Pierre Van Damme : "La semaine prochaine, une décision sera prise concernant le vaccin AstraZeneca"

Tant l'Allemagne que les Pays-Bas ont décidé de ne plus administrer le vaccin de la firme britannico-suédoise aux personnes de moins de 60 ans. Des nouveaux cas d'effets secondaires graves ont été rapportés sur des patients ayant reçu le vaccin. Selon le vaccinologue Pierre Van Damme, un avis européen concernant le vaccin AstraZeneca est attendu mardi et une décision politique devrait suivre mercredi.
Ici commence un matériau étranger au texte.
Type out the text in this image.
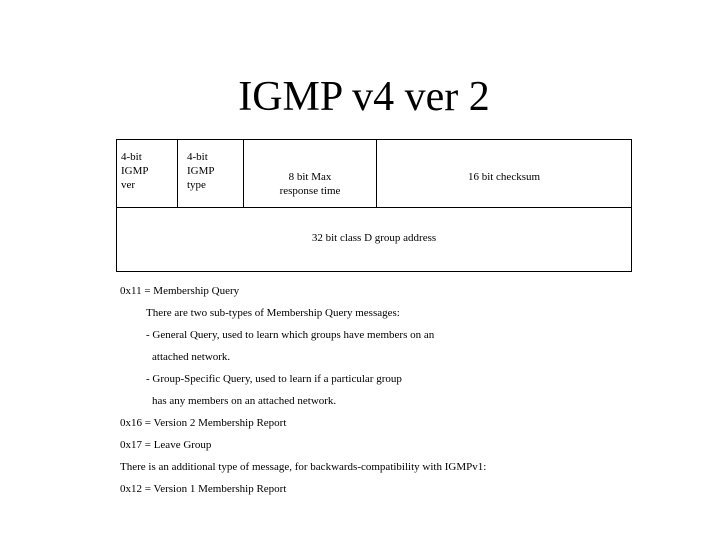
IGMP v4 ver 2
4-bit
IGMP
ver
4-bit
IGMP
type
8 bit Max
response time
16 bit checksum
32 bit class D group address
0x11 = Membership Query
There are two sub-types of Membership Query messages:
- General Query, used to learn which groups have members on an
attached network.
- Group-Specific Query, used to learn if a particular group
has any members on an attached network.
0x16 = Version 2 Membership Report
0x17 = Leave Group
There is an additional type of message, for backwards-compatibility with IGMPv1:
0x12 = Version 1 Membership Report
En Belgique, c'est au tour du Conseil supérieur de la Santé et de la taskforce Vaccination de se concerter. "Les ministres de la Santé publique examinent les différents scénarios possibles avec le Conseil supérieur de la Santé et la taskforce Vaccination", indique le CSS vendredi. Les développements internationaux sont suivis de près et une mise à jour de l'avis sur ce vaccin devrait être communiquée la semaine prochaine. Cela n'entraînera pas forcément un revirement de position de la Belgique, mais, à la lumière du rapport du comité de sécurité de l'EMA notamment, une décision "mieux fondée" pourra être prise.
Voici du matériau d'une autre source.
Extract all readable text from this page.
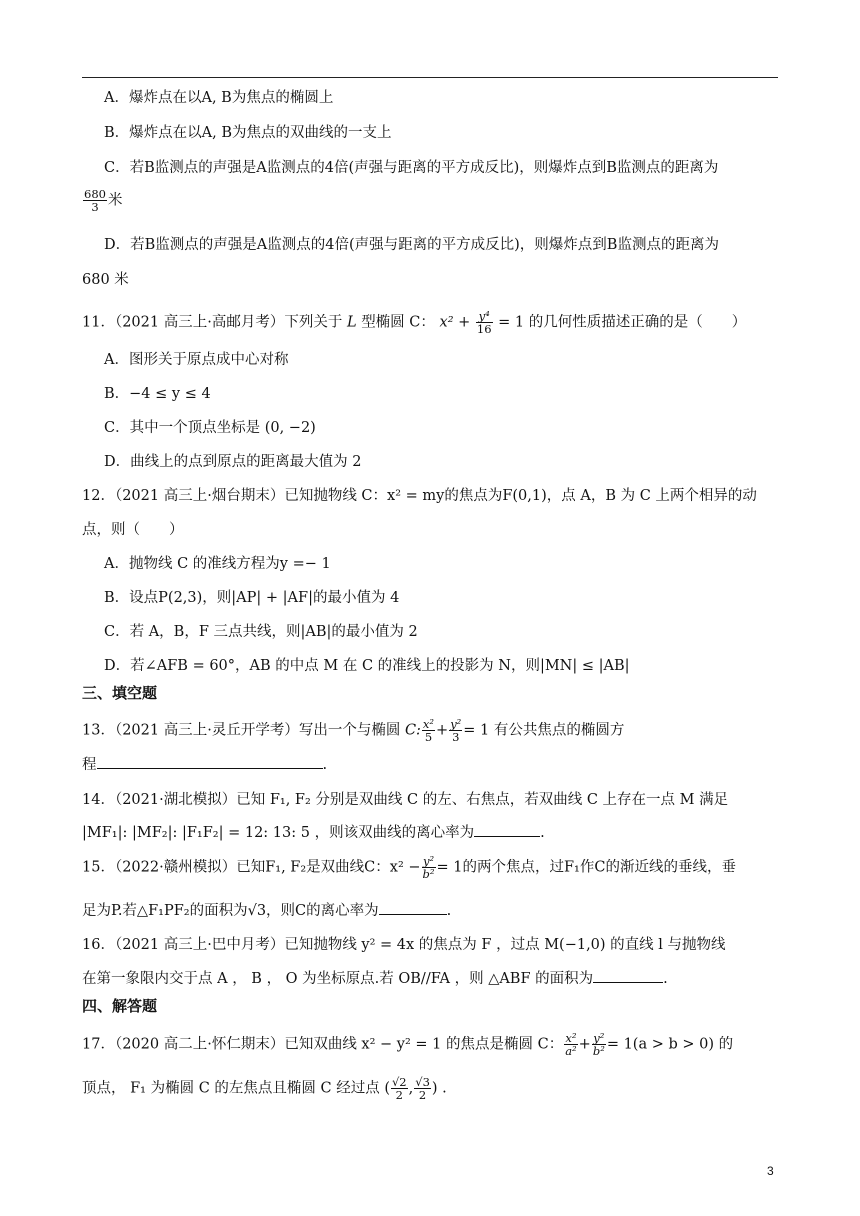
A．爆炸点在以A, B为焦点的椭圆上
B．爆炸点在以A, B为焦点的双曲线的一支上
C．若B监测点的声强是A监测点的4倍(声强与距离的平方成反比)，则爆炸点到B监测点的距离为
$\frac{680}{3}$ 米
D．若B监测点的声强是A监测点的4倍(声强与距离的平方成反比)，则爆炸点到B监测点的距离为
680 米
11．（2021 高三上·高邮月考）下列关于 L 型椭圆 C： $x^2 + \frac{\text{y⁴}}{16} = 1$ 的几何性质描述正确的是（　　）
A．图形关于原点成中心对称
B．−4 ≤ y ≤ 4
C．其中一个顶点坐标是 (0, −2)
D．曲线上的点到原点的距离最大值为 2
12．（2021 高三上·烟台期末）已知抛物线 C：x² = my的焦点为F(0,1)，点 A，B 为 C 上两个相异的动
点，则（　　）
A．抛物线 C 的准线方程为y =− 1
B．设点P(2,3)，则|AP| + |AF|的最小值为 4
C．若 A，B，F 三点共线，则|AB|的最小值为 2
D．若∠AFB = 60°，AB 的中点 M 在 C 的准线上的投影为 N，则|MN| ≤ |AB|
三、填空题
13．（2021 高三上·灵丘开学考）写出一个与椭圆 C: $\frac{\text{x²}}{5} + \frac{\text{y²}}{3} = 1$ 有公共焦点的椭圆方
程	.
14．（2021·湖北模拟）已知 F₁, F₂ 分别是双曲线 C 的左、右焦点，若双曲线 C 上存在一点 M 满足
|MF₁|: |MF₂|: |F₁F₂| = 12: 13: 5 ，则该双曲线的离心率为	.
15．（2022·赣州模拟）已知F₁, F₂是双曲线C：$x^2 - \frac{\text{y²}}{\text{b²}} = 1$的两个焦点，过F₁作C的渐近线的垂线，垂
足为P.若△F₁PF₂的面积为√3，则C的离心率为	.
16．（2021 高三上·巴中月考）已知抛物线 y² = 4x 的焦点为 F ，过点 M(−1,0) 的直线 l 与抛物线
在第一象限内交于点 A ， B ， O 为坐标原点.若 OB//FA ，则 △ABF 的面积为	.
四、解答题
17．（2020 高二上·怀仁期末）已知双曲线 x² − y² = 1 的焦点是椭圆 C： $\frac{\text{x²}}{\text{a²}} + \frac{\text{y²}}{\text{b²}} = 1(a > b > 0)$ 的
顶点， F₁ 为椭圆 C 的左焦点且椭圆 C 经过点 ( $\frac{√2}{2}$ , $\frac{√3}{2}$ ) .
3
Le vaccinologue et membre de la taskforce vaccination Pierre Van Damme (université d’Anvers) rappelle les faits : 

"Lorsque l'Europe venait d'approuver le vaccin, un certain nombre de pays y compris le nôtre ont estimé qu'il y avait trop peu de données disponibles sur son efficacité chez les personnes de plus de 55 ans, de sorte que le vaccin n'a été initialement administré qu'aux personnes de moins de 55 ans. Puis de nouvelles données provenant de centaines de milliers de personnes aux États-Unis et au Royaume-Uni, de véritables études de terrain, nous sont parvenues et ont montré que le vaccin était également efficace au-delà de 75 et même 80 ans. Dès lors, de nombreux pays, dont le nôtre, ont administré le vaccin à tous les groupes d'âge de plus de 18 ans."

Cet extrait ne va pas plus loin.